Escribo estas líneas mientras sigo por televisión la nueva temporada de “Salvados”, presentada ahora por Gonzo. Y escucho con atención y agradecimiento la conversación que sostiene en un ático de Barcelona con la periodista Gemma Nierga y la hija del político catalán, Rosa Lluch. ¿Y por qué agradezco sus palabras? Porque desprenden un espíritu y una actitud que se han desterrado de la escena política de los últimos años. Gemma y Rosa recuerdan con el conductor del programa la apertura y conciencia dialogante con la que trabajaba siempre Ernest Lluch, hasta el punto de que le costó la vida. A los muchos que hace décadas luchábamos por el diálogo en nuestro pueblo, miramos de reojo la situación catalana y echamos en falta el intercambio de ideas a través de la palabra.
Lo vivimos en la formación de gobiernos, en la negociación de convenios colectivos o a la hora de dilucidar un problema de convivencia de diferentes identidades nacionales. En un futuro diremos: En la era que eclosionó la pluralidad nos encontramos con que éramos incapaces de gestionarla. En el tiempo de la comunicación no sabemos qué pasos debemos dar para encontrarnos, interactuar e intercambiar ideas, opiniones, expresiones, lenguajes, discursos, relatos opuestos… En la época en la que más instrumentos tenemos para que fluyan los mensajes, menos propuestas serias y responsables compartimos con el ánimo de que sean escuchadas y valoradas.

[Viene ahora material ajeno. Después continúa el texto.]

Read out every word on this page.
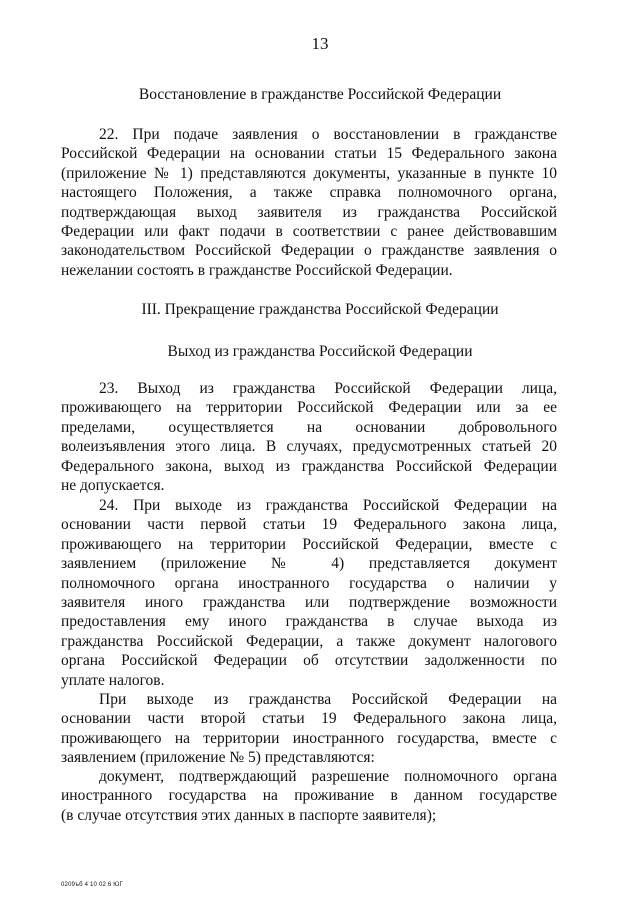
13
Восстановление в гражданстве Российской Федерации
22. При подаче заявления о восстановлении в гражданстве
Российской Федерации на основании статьи 15 Федерального закона
(приложение № 1) представляются документы, указанные в пункте 10
настоящего Положения, а также справка полномочного органа,
подтверждающая выход заявителя из гражданства Российской
Федерации или факт подачи в соответствии с ранее действовавшим
законодательством Российской Федерации о гражданстве заявления о
нежелании состоять в гражданстве Российской Федерации.
III. Прекращение гражданства Российской Федерации
Выход из гражданства Российской Федерации
23. Выход из гражданства Российской Федерации лица,
проживающего на территории Российской Федерации или за ее
пределами, осуществляется на основании добровольного
волеизъявления этого лица. В случаях, предусмотренных статьей 20
Федерального закона, выход из гражданства Российской Федерации
не допускается.
24. При выходе из гражданства Российской Федерации на
основании части первой статьи 19 Федерального закона лица,
проживающего на территории Российской Федерации, вместе с
заявлением (приложение № 4) представляется документ
полномочного органа иностранного государства о наличии у
заявителя иного гражданства или подтверждение возможности
предоставления ему иного гражданства в случае выхода из
гражданства Российской Федерации, а также документ налогового
органа Российской Федерации об отсутствии задолженности по
уплате налогов.
При выходе из гражданства Российской Федерации на
основании части второй статьи 19 Федерального закона лица,
проживающего на территории иностранного государства, вместе с
заявлением (приложение № 5) представляются:
документ, подтверждающий разрешение полномочного органа
иностранного государства на проживание в данном государстве
(в случае отсутствия этих данных в паспорте заявителя);
0209ъб 4 10 02 6 ЮГ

Se ha diluido, en términos generales, la predisposición al diálogo, al acuerdo, al consenso. Por el contrario, se emplean demasiadas energías en construir trincheras, en describir sociedades divididas, aunque no siempre lo estén, en alimentar los sentimientos de revancha y en enfrentar a la gente. Se alienta el insulto, los exabruptos, la crítica fácil, la mentira, los argumentos de trazo grueso, las faltas de respeto, en definitiva la construcción de discursos cargados de un lenguaje agresivo. No estamos en tiempos de relatos conciliadores, que propicien el acercamiento de posturas, que rompan con el huracán polarizador, extremista e irreconciliable. Como señalaba Paulo Freire en su reconocida obra Extensión o comunicación (1971), en la comunicación no hay sujetos pasivos. Hay reciprocidad, hasta el punto de que uno y otro deben entenderse al mismo nivel.

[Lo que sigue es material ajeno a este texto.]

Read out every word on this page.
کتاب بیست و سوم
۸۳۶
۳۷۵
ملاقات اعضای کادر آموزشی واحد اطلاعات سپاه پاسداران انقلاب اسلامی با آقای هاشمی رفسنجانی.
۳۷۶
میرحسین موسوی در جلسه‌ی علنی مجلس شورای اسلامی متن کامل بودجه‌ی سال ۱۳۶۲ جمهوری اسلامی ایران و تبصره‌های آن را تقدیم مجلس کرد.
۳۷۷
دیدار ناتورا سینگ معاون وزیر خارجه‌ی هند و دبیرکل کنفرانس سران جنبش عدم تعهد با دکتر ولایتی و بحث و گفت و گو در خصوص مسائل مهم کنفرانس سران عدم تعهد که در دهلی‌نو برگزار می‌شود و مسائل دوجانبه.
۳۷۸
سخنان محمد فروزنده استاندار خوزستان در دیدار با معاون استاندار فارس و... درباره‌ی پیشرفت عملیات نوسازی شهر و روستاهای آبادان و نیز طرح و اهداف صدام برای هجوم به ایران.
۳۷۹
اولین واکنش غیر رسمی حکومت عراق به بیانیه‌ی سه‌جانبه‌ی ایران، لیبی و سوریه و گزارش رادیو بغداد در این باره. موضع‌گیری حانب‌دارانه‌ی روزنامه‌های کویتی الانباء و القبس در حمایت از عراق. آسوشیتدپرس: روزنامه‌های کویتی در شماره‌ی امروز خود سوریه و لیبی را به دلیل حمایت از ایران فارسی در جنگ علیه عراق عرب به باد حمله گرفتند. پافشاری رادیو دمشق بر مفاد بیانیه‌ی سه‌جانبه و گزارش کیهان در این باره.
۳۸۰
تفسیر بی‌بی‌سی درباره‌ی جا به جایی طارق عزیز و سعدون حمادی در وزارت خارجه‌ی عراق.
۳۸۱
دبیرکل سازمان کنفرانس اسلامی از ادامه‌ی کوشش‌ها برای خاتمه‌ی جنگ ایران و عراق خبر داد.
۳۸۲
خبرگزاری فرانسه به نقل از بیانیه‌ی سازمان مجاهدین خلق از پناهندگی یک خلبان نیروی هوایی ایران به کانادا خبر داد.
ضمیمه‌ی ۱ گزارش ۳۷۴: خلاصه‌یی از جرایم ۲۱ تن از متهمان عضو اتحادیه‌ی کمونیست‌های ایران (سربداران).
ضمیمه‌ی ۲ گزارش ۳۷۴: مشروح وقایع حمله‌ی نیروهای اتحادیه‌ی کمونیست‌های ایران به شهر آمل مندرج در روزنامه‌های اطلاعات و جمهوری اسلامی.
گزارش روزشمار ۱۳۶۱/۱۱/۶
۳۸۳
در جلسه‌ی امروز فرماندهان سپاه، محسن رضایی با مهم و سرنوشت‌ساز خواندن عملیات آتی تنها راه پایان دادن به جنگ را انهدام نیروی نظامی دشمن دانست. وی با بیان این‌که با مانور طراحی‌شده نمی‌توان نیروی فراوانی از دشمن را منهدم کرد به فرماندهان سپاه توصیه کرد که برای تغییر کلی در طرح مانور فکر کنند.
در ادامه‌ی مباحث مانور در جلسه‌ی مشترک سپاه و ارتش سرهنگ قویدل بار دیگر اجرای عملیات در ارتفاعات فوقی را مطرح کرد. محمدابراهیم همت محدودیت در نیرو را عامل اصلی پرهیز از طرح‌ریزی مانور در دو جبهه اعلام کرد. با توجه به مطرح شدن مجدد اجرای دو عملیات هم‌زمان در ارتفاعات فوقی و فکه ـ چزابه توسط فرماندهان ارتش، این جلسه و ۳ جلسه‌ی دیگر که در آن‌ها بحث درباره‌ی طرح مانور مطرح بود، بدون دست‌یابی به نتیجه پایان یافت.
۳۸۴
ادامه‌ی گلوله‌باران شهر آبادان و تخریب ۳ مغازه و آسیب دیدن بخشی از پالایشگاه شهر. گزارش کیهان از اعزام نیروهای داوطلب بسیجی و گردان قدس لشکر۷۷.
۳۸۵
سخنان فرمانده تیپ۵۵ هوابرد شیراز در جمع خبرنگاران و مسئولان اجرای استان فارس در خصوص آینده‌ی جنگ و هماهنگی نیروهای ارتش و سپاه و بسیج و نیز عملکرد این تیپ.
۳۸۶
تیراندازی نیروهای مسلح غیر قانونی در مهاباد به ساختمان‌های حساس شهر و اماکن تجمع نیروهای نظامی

En la sociedad de la información, de la inmediatez y del espectáculo, toda reflexión, negociación o administración de cualquier problema de orden social o político se convierten en un show. Instantes todos ellos presuntamente retransmitibles, en los que cada actor participante desea salir bien parado y perder la mínima cuota de popularidad. La sobreexposición con la que trabajan los líderes políticos no ayuda en absoluto en favor de una intervención sosegada y reflexiva de los asuntos más complejos. La obsesión por la imagen, la reputación personal y organizacional, la próxima encuesta en intención de voto hace, de facto, imposible la gestión de la res publica. Cualquier acuerdo debe airearse a los cuatro vientos, cualquier debate o discusión previa debe publicitarse al milímetro –palabra a palabra– para que cada uno se vea retratado y a su vez pueda reprochar al de en frente los agravios necesarios. Los errores o las rectificaciones se asumen como problemas de gran envergadura y el nivel del ruido sube de tono. Paralelamente, millones de personas comentan, ridiculizan, insultan y tensan el circo desde las redes sociales, en las que las opiniones se categorizan como si fueran hechos feacientes. Hoy carece de importancia lo que se dice, y gana el cómo se dice y qué impacto tiene. En la actualidad, las opiniones han sustituido a los hechos y se han elevado al altar de lo fundamental.
Y los medios de comunicación, todavía hoy los grandes constructores de la realidad, subsisten bien en este escenario que requieren para su existencia. La polémica, el alboroto y la discusión atrae al público con mayor intensidad que el debate sosegado y argumentado con razones, cuestionables pero expresadas serenamente.
El filósofo alemán Jürgen Habermas nos habla de la ética discursiva para dar valor a la consolidación de la conversación, desde la diferencia, pero potenciando el diálogo entre las partes, la dialéctica entre posicionamientos contrarios, el acercamiento que permita avanzar sobre los retos a los que hoy se enfrentan nuestras sociedades. Estamos en campaña electoral y el incremento de la crispación se convierte en el día a día. La forma de ejercer la política desde posiciones extremas no favorece en nada la creación de un clima de búsqueda de consensos y acuerdos. En sociedades plurales en las que la diversidad es la riqueza común aprovechable, se debe gestionar y acordar desde la diferencia. Precisamente esta es la esencia de nuestras democracias. Lo que no tengo tan claro es si tenemos la actitud, y sobre todo la voluntad de aproximar posturas y ponernos en la posición del otro, de escuchar su mensaje, de entender lo que dice, aunque no lo compartamos.